As schools reopen it should be safe for most immunosuppressed paediatric oncology patients to return to the classroom, according to advice from the Australia and New Zealand Children’s Haematology/Oncology Group (ANZCHOG).

However the group acknowledges that return to school decisions in relation to COVID-19 risk are complex for families of children who are receiving or have just completed chemotherapy or who have recently undergone a bone marrow transplant.

In an updated advisory statement, ANZCHOG says children who were withdrawn from school on the advice of cancer centres when the pandemic risk was at its highest in March may now be able to return to school, but with decisions depending on their individual circumstances and the local pandemic situation.

Based on the low rates of COVID-19 community transmission in Australia and the low risk of infection in children, ANZCHOG states that “ our recommendation now is that it is safe for all siblings and the vast majority of paediatric oncology and BMT patients to return to school.”

“If your doctor had advised that it was safe for your child to attend school prior to the onset of the COVID-19 pandemic, we are advising that it is now safe for your child to attend school when they are re-opened.”

According to ANZCHOG, children are far less likely than adults to contract SARS-CoV-2 infection and the evidence suggests that most immunosuppressed children are not at a significantly higher risk of severe COVID-19 disease than their age matched peers.

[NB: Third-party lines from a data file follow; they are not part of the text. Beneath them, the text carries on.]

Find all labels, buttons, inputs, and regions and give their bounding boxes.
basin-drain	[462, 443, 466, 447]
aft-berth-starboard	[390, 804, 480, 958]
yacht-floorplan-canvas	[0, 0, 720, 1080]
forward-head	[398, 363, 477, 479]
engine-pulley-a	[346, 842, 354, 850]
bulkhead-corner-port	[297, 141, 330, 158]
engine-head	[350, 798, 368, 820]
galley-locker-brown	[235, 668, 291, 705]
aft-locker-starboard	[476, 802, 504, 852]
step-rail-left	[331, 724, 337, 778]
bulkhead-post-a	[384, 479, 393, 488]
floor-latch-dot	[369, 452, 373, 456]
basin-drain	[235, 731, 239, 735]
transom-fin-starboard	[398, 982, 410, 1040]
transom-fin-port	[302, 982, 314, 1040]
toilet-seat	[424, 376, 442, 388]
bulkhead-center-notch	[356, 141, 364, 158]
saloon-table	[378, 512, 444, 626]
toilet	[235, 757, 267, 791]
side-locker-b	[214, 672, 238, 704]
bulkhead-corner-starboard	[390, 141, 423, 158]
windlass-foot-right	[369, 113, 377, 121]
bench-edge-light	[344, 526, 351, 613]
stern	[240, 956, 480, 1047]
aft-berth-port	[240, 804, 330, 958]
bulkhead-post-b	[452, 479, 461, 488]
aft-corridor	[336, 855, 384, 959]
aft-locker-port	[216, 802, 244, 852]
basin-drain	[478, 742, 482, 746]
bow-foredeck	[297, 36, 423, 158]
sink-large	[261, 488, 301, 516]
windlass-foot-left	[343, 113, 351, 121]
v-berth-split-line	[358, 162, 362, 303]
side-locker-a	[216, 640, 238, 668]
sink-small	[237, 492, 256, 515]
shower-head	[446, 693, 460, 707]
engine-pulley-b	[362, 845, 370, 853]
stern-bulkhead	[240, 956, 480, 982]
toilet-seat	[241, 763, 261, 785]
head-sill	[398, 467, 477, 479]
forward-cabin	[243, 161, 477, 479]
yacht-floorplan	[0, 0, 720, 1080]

They note that child to child transmission of SARS-CoV-2 is rare and and it is not in children’s best interests to exclude them from school indefinitely when the evidence suggests that the risk of developing severe COVID-19 is very low.

However ANZCHOG also cautions that the evidence is still evolving and “we don’t have all the answers regarding this new virus and the risks that it presents.”

It notes that advice may differ depending upon individual children’s circumstances and location. BMT patients, for example, are often more immune suppressed and susceptible to viral infections.

But parents can be advised that being neutropaenic should not increase their child’s risk of contracting SARS-CoV-2 or other viral infections and should not influence whether you send them to school.

It recommends flu vaccine for vulnerable children and their families but not wearing of face masks at school, which is says mainly act to reduce the risk of asymptomatic or minimally symptomatic adults spreading the virus rather than protecting an individual from contracting the virus.